The abstract definitions in this file contain no logic. The concrete
implementation in selector_events.py shown above illustrates the intent:
pause_reading removes the socket's file descriptor from the selector's
read-interest set, which means the event loop will stop calling
_read_ready (and therefore stop calling protocol.data_received). This
is the transport side of the backpressure protocol. A downstream consumer
(such as an asyncio.StreamReader) calls transport.pause_reading when
its internal buffer reaches a threshold, preventing the inbound data rate
from exceeding the processing rate.
is_reading is a 3.7 addition that allows protocols to check whether
reading is currently paused without needing to track this state
themselves.
gopy mirror
asyncio transports are not yet ported to gopy.
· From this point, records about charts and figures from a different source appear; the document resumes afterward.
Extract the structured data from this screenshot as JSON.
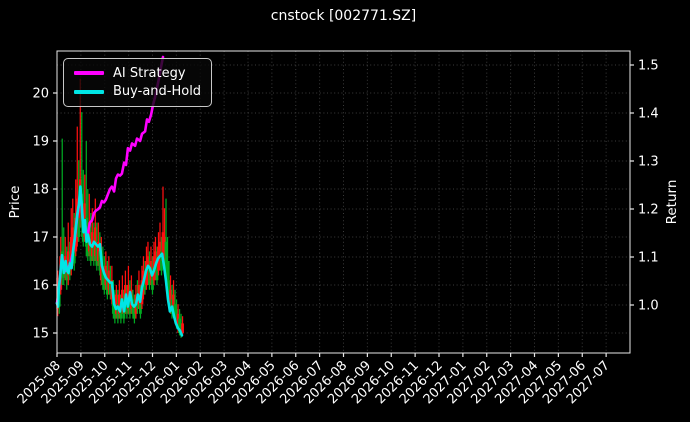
{
  "title": "cnstock [002771.SZ]",
  "axes": {
    "left_label": "Price",
    "right_label": "Return"
  },
  "legend": [
    {
      "label": "AI Strategy",
      "color": "#ff00ff"
    },
    {
      "label": "Buy-and-Hold",
      "color": "#00e5e5"
    }
  ],
  "chart_data": {
    "type": "line+candlestick",
    "title": "cnstock [002771.SZ]",
    "background": "#000000",
    "grid": true,
    "x_tick_labels": [
      "2025-08",
      "2025-09",
      "2025-10",
      "2025-11",
      "2025-12",
      "2026-01",
      "2026-02",
      "2026-03",
      "2026-04",
      "2026-05",
      "2026-06",
      "2026-07",
      "2026-08",
      "2026-09",
      "2026-10",
      "2026-11",
      "2026-12",
      "2027-01",
      "2027-02",
      "2027-03",
      "2027-04",
      "2027-05",
      "2027-06",
      "2027-07"
    ],
    "left_axis": {
      "label": "Price",
      "ticks": [
        15,
        16,
        17,
        18,
        19,
        20
      ],
      "range": [
        14.58,
        20.88
      ]
    },
    "right_axis": {
      "label": "Return",
      "ticks": [
        "1.0",
        "1.1",
        "1.2",
        "1.3",
        "1.4",
        "1.5"
      ],
      "range": [
        0.9,
        1.53
      ]
    },
    "series": [
      {
        "name": "AI Strategy",
        "color": "#ff00ff",
        "width": 2.6,
        "points": [
          [
            0,
            15.62
          ],
          [
            0.08,
            15.9
          ],
          [
            0.15,
            16.28
          ],
          [
            0.21,
            16.6
          ],
          [
            0.29,
            16.27
          ],
          [
            0.42,
            16.32
          ],
          [
            0.54,
            16.43
          ],
          [
            0.67,
            16.68
          ],
          [
            0.75,
            16.98
          ],
          [
            0.84,
            17.4
          ],
          [
            0.92,
            17.68
          ],
          [
            0.98,
            18.0
          ],
          [
            1.05,
            17.5
          ],
          [
            1.11,
            17.12
          ],
          [
            1.17,
            17.32
          ],
          [
            1.24,
            16.95
          ],
          [
            1.3,
            17.1
          ],
          [
            1.38,
            17.3
          ],
          [
            1.47,
            17.35
          ],
          [
            1.55,
            17.5
          ],
          [
            1.63,
            17.55
          ],
          [
            1.72,
            17.58
          ],
          [
            1.8,
            17.62
          ],
          [
            1.88,
            17.75
          ],
          [
            1.97,
            17.72
          ],
          [
            2.05,
            17.78
          ],
          [
            2.14,
            17.9
          ],
          [
            2.22,
            18.0
          ],
          [
            2.3,
            18.05
          ],
          [
            2.39,
            17.95
          ],
          [
            2.47,
            18.22
          ],
          [
            2.55,
            18.3
          ],
          [
            2.64,
            18.28
          ],
          [
            2.72,
            18.32
          ],
          [
            2.81,
            18.55
          ],
          [
            2.89,
            18.5
          ],
          [
            2.97,
            18.85
          ],
          [
            3.06,
            18.8
          ],
          [
            3.14,
            18.95
          ],
          [
            3.27,
            18.9
          ],
          [
            3.35,
            19.05
          ],
          [
            3.48,
            19.0
          ],
          [
            3.56,
            19.15
          ],
          [
            3.69,
            19.2
          ],
          [
            3.77,
            19.45
          ],
          [
            3.85,
            19.4
          ],
          [
            3.94,
            19.55
          ],
          [
            4.02,
            19.75
          ],
          [
            4.1,
            19.9
          ],
          [
            4.19,
            20.1
          ],
          [
            4.27,
            20.3
          ],
          [
            4.36,
            20.55
          ],
          [
            4.44,
            20.75
          ]
        ]
      },
      {
        "name": "Buy-and-Hold",
        "color": "#00e5e5",
        "width": 2.6,
        "points": [
          [
            0,
            15.62
          ],
          [
            0.04,
            15.55
          ],
          [
            0.08,
            15.95
          ],
          [
            0.15,
            16.3
          ],
          [
            0.21,
            16.62
          ],
          [
            0.25,
            16.45
          ],
          [
            0.29,
            16.25
          ],
          [
            0.36,
            16.5
          ],
          [
            0.42,
            16.3
          ],
          [
            0.48,
            16.25
          ],
          [
            0.54,
            16.45
          ],
          [
            0.61,
            16.35
          ],
          [
            0.67,
            16.7
          ],
          [
            0.75,
            17.0
          ],
          [
            0.84,
            17.45
          ],
          [
            0.92,
            17.7
          ],
          [
            0.98,
            18.05
          ],
          [
            1.05,
            17.55
          ],
          [
            1.11,
            17.1
          ],
          [
            1.17,
            17.35
          ],
          [
            1.24,
            16.9
          ],
          [
            1.3,
            17.05
          ],
          [
            1.38,
            16.85
          ],
          [
            1.47,
            16.8
          ],
          [
            1.55,
            16.9
          ],
          [
            1.63,
            16.85
          ],
          [
            1.72,
            16.8
          ],
          [
            1.8,
            16.85
          ],
          [
            1.88,
            16.4
          ],
          [
            1.97,
            16.25
          ],
          [
            2.05,
            16.15
          ],
          [
            2.14,
            16.1
          ],
          [
            2.22,
            16.05
          ],
          [
            2.3,
            16.05
          ],
          [
            2.39,
            15.6
          ],
          [
            2.47,
            15.5
          ],
          [
            2.55,
            15.55
          ],
          [
            2.64,
            15.45
          ],
          [
            2.72,
            15.7
          ],
          [
            2.81,
            15.45
          ],
          [
            2.89,
            15.8
          ],
          [
            2.97,
            15.55
          ],
          [
            3.06,
            15.85
          ],
          [
            3.14,
            15.6
          ],
          [
            3.23,
            15.55
          ],
          [
            3.31,
            15.6
          ],
          [
            3.39,
            15.8
          ],
          [
            3.48,
            15.65
          ],
          [
            3.56,
            15.95
          ],
          [
            3.64,
            16.1
          ],
          [
            3.73,
            16.3
          ],
          [
            3.81,
            16.4
          ],
          [
            3.89,
            16.35
          ],
          [
            3.98,
            16.2
          ],
          [
            4.06,
            16.3
          ],
          [
            4.15,
            16.45
          ],
          [
            4.23,
            16.55
          ],
          [
            4.31,
            16.6
          ],
          [
            4.4,
            16.65
          ],
          [
            4.48,
            16.4
          ],
          [
            4.56,
            16.1
          ],
          [
            4.65,
            15.7
          ],
          [
            4.73,
            15.45
          ],
          [
            4.82,
            15.55
          ],
          [
            4.9,
            15.35
          ],
          [
            4.98,
            15.2
          ],
          [
            5.07,
            15.1
          ],
          [
            5.15,
            15.05
          ],
          [
            5.23,
            14.95
          ]
        ]
      }
    ],
    "candles": {
      "color_up": "#ff1010",
      "color_down": "#00aa22",
      "start_month": 0.03,
      "interval_months": 0.063,
      "bars": [
        [
          15.35,
          16.3,
          15.5,
          16.15,
          "r"
        ],
        [
          15.4,
          16.1,
          15.55,
          15.9,
          "g"
        ],
        [
          15.8,
          17.0,
          15.9,
          16.6,
          "r"
        ],
        [
          16.0,
          19.05,
          16.2,
          16.7,
          "g"
        ],
        [
          16.0,
          17.2,
          16.15,
          16.5,
          "g"
        ],
        [
          16.1,
          17.0,
          16.25,
          16.6,
          "r"
        ],
        [
          15.9,
          16.8,
          16.1,
          16.4,
          "g"
        ],
        [
          16.0,
          17.3,
          16.2,
          16.7,
          "r"
        ],
        [
          16.1,
          16.9,
          16.2,
          16.5,
          "g"
        ],
        [
          16.2,
          17.6,
          16.35,
          17.0,
          "r"
        ],
        [
          16.4,
          17.8,
          16.5,
          17.2,
          "r"
        ],
        [
          16.3,
          17.5,
          16.45,
          16.9,
          "g"
        ],
        [
          16.6,
          18.2,
          16.7,
          17.4,
          "r"
        ],
        [
          16.8,
          19.3,
          16.9,
          17.8,
          "r"
        ],
        [
          16.9,
          18.6,
          17.0,
          17.6,
          "g"
        ],
        [
          17.2,
          20.3,
          17.4,
          18.2,
          "r"
        ],
        [
          17.0,
          19.6,
          17.2,
          17.9,
          "g"
        ],
        [
          16.8,
          18.4,
          16.9,
          17.5,
          "g"
        ],
        [
          16.9,
          18.3,
          17.0,
          17.7,
          "r"
        ],
        [
          16.6,
          19.0,
          16.8,
          17.4,
          "g"
        ],
        [
          16.5,
          18.0,
          16.6,
          17.2,
          "g"
        ],
        [
          16.6,
          17.9,
          16.7,
          17.3,
          "r"
        ],
        [
          16.4,
          17.5,
          16.5,
          16.9,
          "g"
        ],
        [
          16.5,
          17.6,
          16.6,
          17.1,
          "r"
        ],
        [
          16.4,
          17.3,
          16.5,
          16.8,
          "g"
        ],
        [
          16.5,
          17.8,
          16.6,
          17.2,
          "r"
        ],
        [
          16.3,
          17.3,
          16.4,
          16.8,
          "g"
        ],
        [
          16.4,
          17.3,
          16.5,
          16.9,
          "r"
        ],
        [
          16.2,
          17.1,
          16.3,
          16.7,
          "g"
        ],
        [
          16.0,
          17.0,
          16.1,
          16.6,
          "r"
        ],
        [
          15.9,
          16.8,
          16.0,
          16.4,
          "g"
        ],
        [
          15.8,
          16.6,
          15.9,
          16.2,
          "g"
        ],
        [
          15.9,
          16.7,
          16.0,
          16.4,
          "r"
        ],
        [
          15.7,
          16.5,
          15.8,
          16.1,
          "g"
        ],
        [
          15.8,
          16.6,
          15.9,
          16.3,
          "r"
        ],
        [
          15.7,
          16.4,
          15.8,
          16.1,
          "g"
        ],
        [
          15.6,
          16.4,
          15.7,
          16.1,
          "r"
        ],
        [
          15.3,
          16.1,
          15.4,
          15.8,
          "g"
        ],
        [
          15.2,
          15.9,
          15.3,
          15.6,
          "g"
        ],
        [
          15.3,
          16.0,
          15.4,
          15.8,
          "r"
        ],
        [
          15.2,
          15.9,
          15.3,
          15.6,
          "g"
        ],
        [
          15.3,
          16.1,
          15.4,
          15.8,
          "r"
        ],
        [
          15.2,
          15.8,
          15.3,
          15.6,
          "g"
        ],
        [
          15.4,
          16.2,
          15.5,
          15.9,
          "r"
        ],
        [
          15.2,
          15.9,
          15.3,
          15.6,
          "g"
        ],
        [
          15.4,
          16.3,
          15.5,
          16.0,
          "r"
        ],
        [
          15.3,
          16.0,
          15.4,
          15.7,
          "g"
        ],
        [
          15.4,
          16.4,
          15.5,
          16.0,
          "r"
        ],
        [
          15.3,
          16.1,
          15.4,
          15.8,
          "g"
        ],
        [
          15.4,
          16.2,
          15.5,
          15.9,
          "r"
        ],
        [
          15.3,
          15.9,
          15.4,
          15.7,
          "g"
        ],
        [
          15.2,
          15.8,
          15.3,
          15.6,
          "g"
        ],
        [
          15.3,
          16.0,
          15.4,
          15.8,
          "r"
        ],
        [
          15.4,
          16.1,
          15.5,
          15.8,
          "g"
        ],
        [
          15.5,
          16.3,
          15.6,
          16.0,
          "r"
        ],
        [
          15.3,
          16.0,
          15.4,
          15.7,
          "g"
        ],
        [
          15.5,
          16.4,
          15.6,
          16.1,
          "r"
        ],
        [
          15.7,
          16.6,
          15.8,
          16.3,
          "r"
        ],
        [
          15.8,
          16.5,
          15.9,
          16.2,
          "g"
        ],
        [
          15.9,
          16.8,
          16.0,
          16.5,
          "r"
        ],
        [
          16.0,
          16.9,
          16.1,
          16.6,
          "r"
        ],
        [
          15.9,
          16.7,
          16.0,
          16.4,
          "g"
        ],
        [
          16.0,
          16.8,
          16.1,
          16.5,
          "r"
        ],
        [
          15.8,
          16.6,
          15.9,
          16.3,
          "g"
        ],
        [
          16.0,
          16.9,
          16.1,
          16.6,
          "r"
        ],
        [
          16.1,
          17.0,
          16.2,
          16.7,
          "r"
        ],
        [
          16.0,
          16.8,
          16.1,
          16.5,
          "g"
        ],
        [
          16.2,
          17.1,
          16.3,
          16.8,
          "r"
        ],
        [
          16.3,
          17.3,
          16.4,
          16.9,
          "r"
        ],
        [
          16.2,
          17.0,
          16.3,
          16.7,
          "g"
        ],
        [
          16.4,
          18.05,
          16.5,
          17.1,
          "r"
        ],
        [
          16.3,
          17.6,
          16.4,
          17.0,
          "r"
        ],
        [
          16.2,
          17.8,
          16.3,
          16.9,
          "g"
        ],
        [
          16.0,
          17.0,
          16.1,
          16.5,
          "g"
        ],
        [
          15.6,
          16.5,
          15.7,
          16.1,
          "g"
        ],
        [
          15.4,
          16.2,
          15.5,
          15.9,
          "r"
        ],
        [
          15.3,
          16.0,
          15.4,
          15.7,
          "g"
        ],
        [
          15.4,
          16.1,
          15.5,
          15.8,
          "r"
        ],
        [
          15.2,
          15.9,
          15.3,
          15.6,
          "g"
        ],
        [
          15.1,
          15.7,
          15.2,
          15.5,
          "g"
        ],
        [
          15.0,
          15.6,
          15.1,
          15.4,
          "r"
        ],
        [
          14.95,
          15.5,
          15.0,
          15.3,
          "g"
        ],
        [
          14.9,
          15.4,
          14.95,
          15.2,
          "g"
        ],
        [
          14.95,
          15.35,
          15.0,
          15.2,
          "r"
        ]
      ]
    }
  }
}
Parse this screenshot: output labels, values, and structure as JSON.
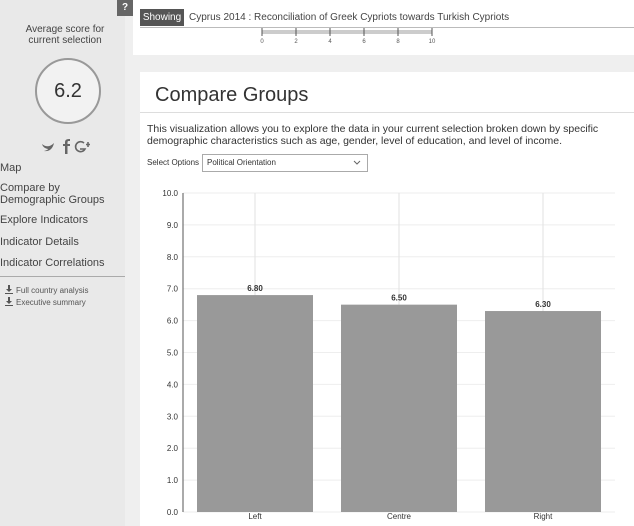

The class hierarchy maps
to a set of Go interfaces. BaseTransport becomes an interface with
Close(), IsClosing() bool, GetExtraInfo(name string) any,
SetProtocol(p Protocol), and GetProtocol() Protocol. WriteTransport
embeds BaseTransport and adds Write(data []byte) error,
WriteEOF() error, CanWriteEOF() bool, and Abort(). The write buffer
and high/low watermark logic would be a concrete writeBuffer struct
shared by TCP and SSL implementations. Go's goroutine model makes the
pause_reading/resume_reading mechanism less critical because
backpressure can also be applied by simply not reading from the
connection's channel, but the interface must still be present for
compatibility.
CPython 3.14 changes worth noting
ReadTransport.is_reading was added in 3.7 (gh-32108). In 3.12,
WriteTransport.get_write_buffer_limits was added so callers can
retrieve the high/low watermarks set at construction time without
needing to track them separately. SubprocessTransport.get_pipe_transport
gained a note in 3.13 clarifying that it returns None for any fd that
was not set to PIPE in the subprocess.Popen call. In 3.14, no API
changes were made to this file; the abstractions are considered stable.